I loved Grandmama dearly, but I wished she saw in Daddy what I did—a courtly and gentle man who made me his intellectual companion and in whose eyes I could do no wrong. And what of his interior life? Did he regret marrying my mother, or, in his own way, did he care for her? Had he ever harbored other—different—aspirations? Amazingly, I never heard him utter regrets or say an unkind word about either Mother or Grandmama.

Irene Phillips Ashmore. My mother. It’s hard, even now, to imagine she was Grandmama’s daughter. There wasn’t a romantic bone in her body. Businesslike, practical and fixated on propriety, she was the engine that kept the household machine running smoothly.

She found fulfillment in the Women’s Club of Springbranch. No one ever worked harder to be accepted in society, or what passed for it in our community, than my mother.

And who was expected to be the living embodiment of her social ambitions?
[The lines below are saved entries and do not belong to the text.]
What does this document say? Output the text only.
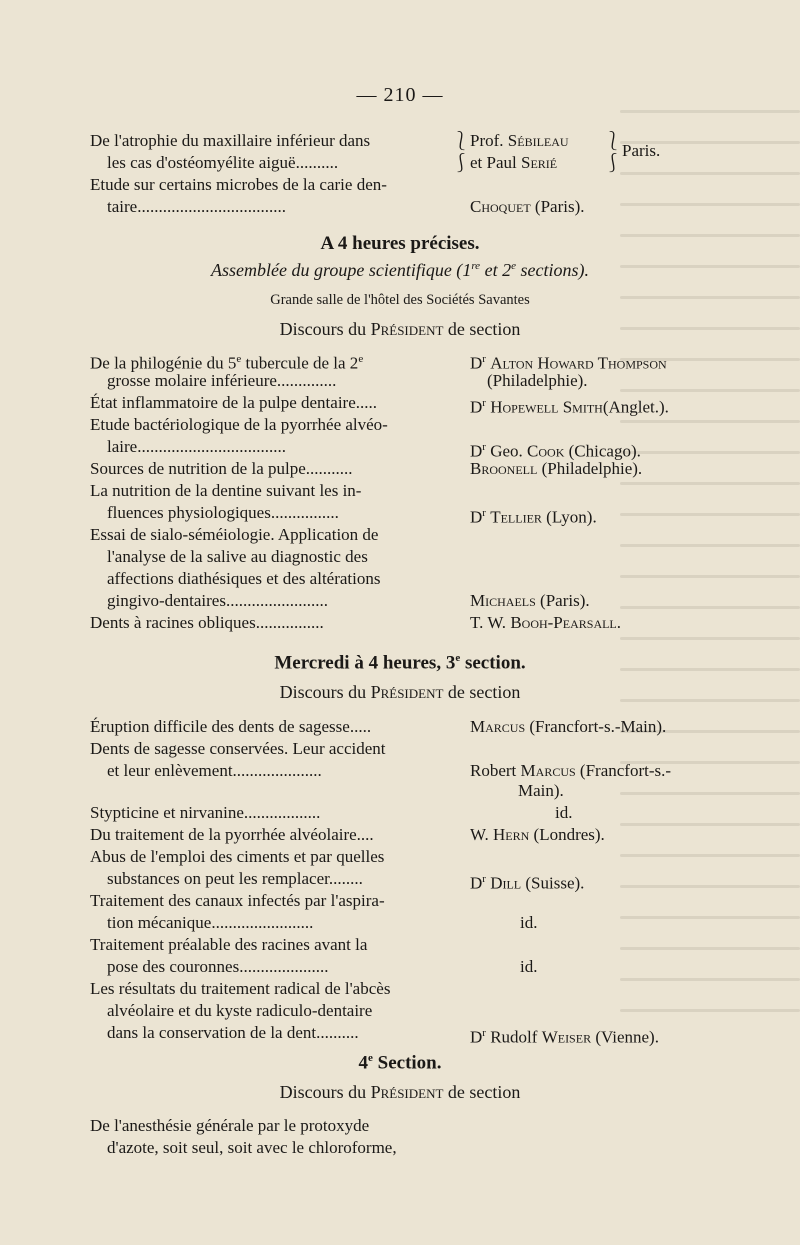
— 210 —
De l'atrophie du maxillaire inférieur dans	Prof. Sébileau
les cas d'ostéomyélite aiguë..........	et Paul Serié
⎱
⎰
⎱
⎰
Paris.
Etude sur certains microbes de la carie den-
taire...................................	Choquet (Paris).
A 4 heures précises.
Assemblée du groupe scientifique (1re et 2e sections).
Grande salle de l'hôtel des Sociétés Savantes
Discours du Président de section
De la philogénie du 5e tubercule de la 2e	$D^r$ Alton Howard Thompson
grosse molaire inférieure..............	(Philadelphie).
État inflammatoire de la pulpe dentaire.....	$D^r$ Hopewell Smith(Anglet.).
Etude bactériologique de la pyorrhée alvéo-
laire...................................	$D^r$ Geo. Cook (Chicago).
Sources de nutrition de la pulpe...........	Broonell (Philadelphie).
La nutrition de la dentine suivant les in-
fluences physiologiques................	$D^r$ Tellier (Lyon).
Essai de sialo-séméiologie. Application de
l'analyse de la salive au diagnostic des
affections diathésiques et des altérations
gingivo-dentaires........................	Michaels (Paris).
Dents à racines obliques................	T. W. Booh-Pearsall.
Mercredi à 4 heures, 3e section.
Discours du Président de section
Éruption difficile des dents de sagesse.....	Marcus (Francfort-s.-Main).
Dents de sagesse conservées. Leur accident
et leur enlèvement.....................	Robert Marcus (Francfort-s.-
Main).
Stypticine et nirvanine..................	id.
Du traitement de la pyorrhée alvéolaire....	W. Hern (Londres).
Abus de l'emploi des ciments et par quelles
substances on peut les remplacer........	$D^r$ Dill (Suisse).
Traitement des canaux infectés par l'aspira-
tion mécanique........................	id.
Traitement préalable des racines avant la
pose des couronnes.....................	id.
Les résultats du traitement radical de l'abcès
alvéolaire et du kyste radiculo-dentaire
dans la conservation de la dent..........	$D^r$ Rudolf Weiser (Vienne).
4e Section.
Discours du Président de section
De l'anesthésie générale par le protoxyde
d'azote, soit seul, soit avec le chloroforme,
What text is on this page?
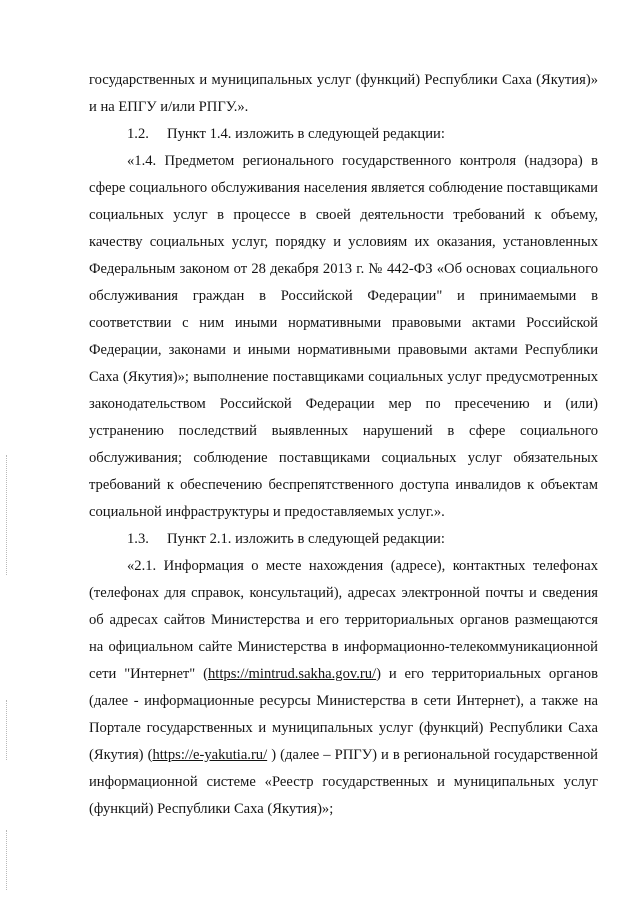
государственных и муниципальных услуг (функций) Республики Саха (Якутия)» и на ЕПГУ и/или РПГУ.».

1.2. Пункт 1.4. изложить в следующей редакции:

«1.4. Предметом регионального государственного контроля (надзора) в сфере социального обслуживания населения является соблюдение поставщиками социальных услуг в процессе в своей деятельности требований к объему, качеству социальных услуг, порядку и условиям их оказания, установленных Федеральным законом от 28 декабря 2013 г. № 442-ФЗ «Об основах социального обслуживания граждан в Российской Федерации" и принимаемыми в соответствии с ним иными нормативными правовыми актами Российской Федерации, законами и иными нормативными правовыми актами Республики Саха (Якутия)»; выполнение поставщиками социальных услуг предусмотренных законодательством Российской Федерации мер по пресечению и (или) устранению последствий выявленных нарушений в сфере социального обслуживания; соблюдение поставщиками социальных услуг обязательных требований к обеспечению беспрепятственного доступа инвалидов к объектам социальной инфраструктуры и предоставляемых услуг.».

1.3. Пункт 2.1. изложить в следующей редакции:

«2.1. Информация о месте нахождения (адресе), контактных телефонах (телефонах для справок, консультаций), адресах электронной почты и сведения об адресах сайтов Министерства и его территориальных органов размещаются на официальном сайте Министерства в информационно-телекоммуникационной сети "Интернет" (https://mintrud.sakha.gov.ru/) и его территориальных органов (далее - информационные ресурсы Министерства в сети Интернет), а также на Портале государственных и муниципальных услуг (функций) Республики Саха (Якутия) (https://e-yakutia.ru/ ) (далее – РПГУ) и в региональной государственной информационной системе «Реестр государственных и муниципальных услуг (функций) Республики Саха (Якутия)»;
Her daughter. Me. Isabel Irene Ashmore.

Springbranch, Louisiana

Early 1950s

POSTWAR SPRINGBRANCH WAS a place of promise. A development of starter ranch homes sprouted in the field beyond the water tower, new model automobiles replaced prewar coupes and sedans, and enrollment at the college reflected the popularity of the G.I. Bill.

My mother’s postwar efforts were directed toward transforming her gangly adolescent daughter into a lady. Not just any lady, mind you, but a genteel Southern lady. Posture: “Isabel Irene Ashmore, stand up straight.” Etiquette: “I didn’t hear you say ma’am.” Table manners: “My dear, a lady never talks with her mouth full.”

I dreaded most her advice concerning boys, whom she referred to as beaux. “Flirt, Isabel. Bat those pretty brown eyes.” I had little interest in the pimply-faced males in my class at Springbranch Elementary School. The idea of flirting with them was humiliating.

Mother meant well, but I always believed I fell short of her expectations. Even though she is long dead, I don’t remember ever experiencing unconditional love from her. Maybe she had to be the way she was. Daddy was lost in his books and Grandmama filled my head with fairy tales. Somebody had to take me in hand.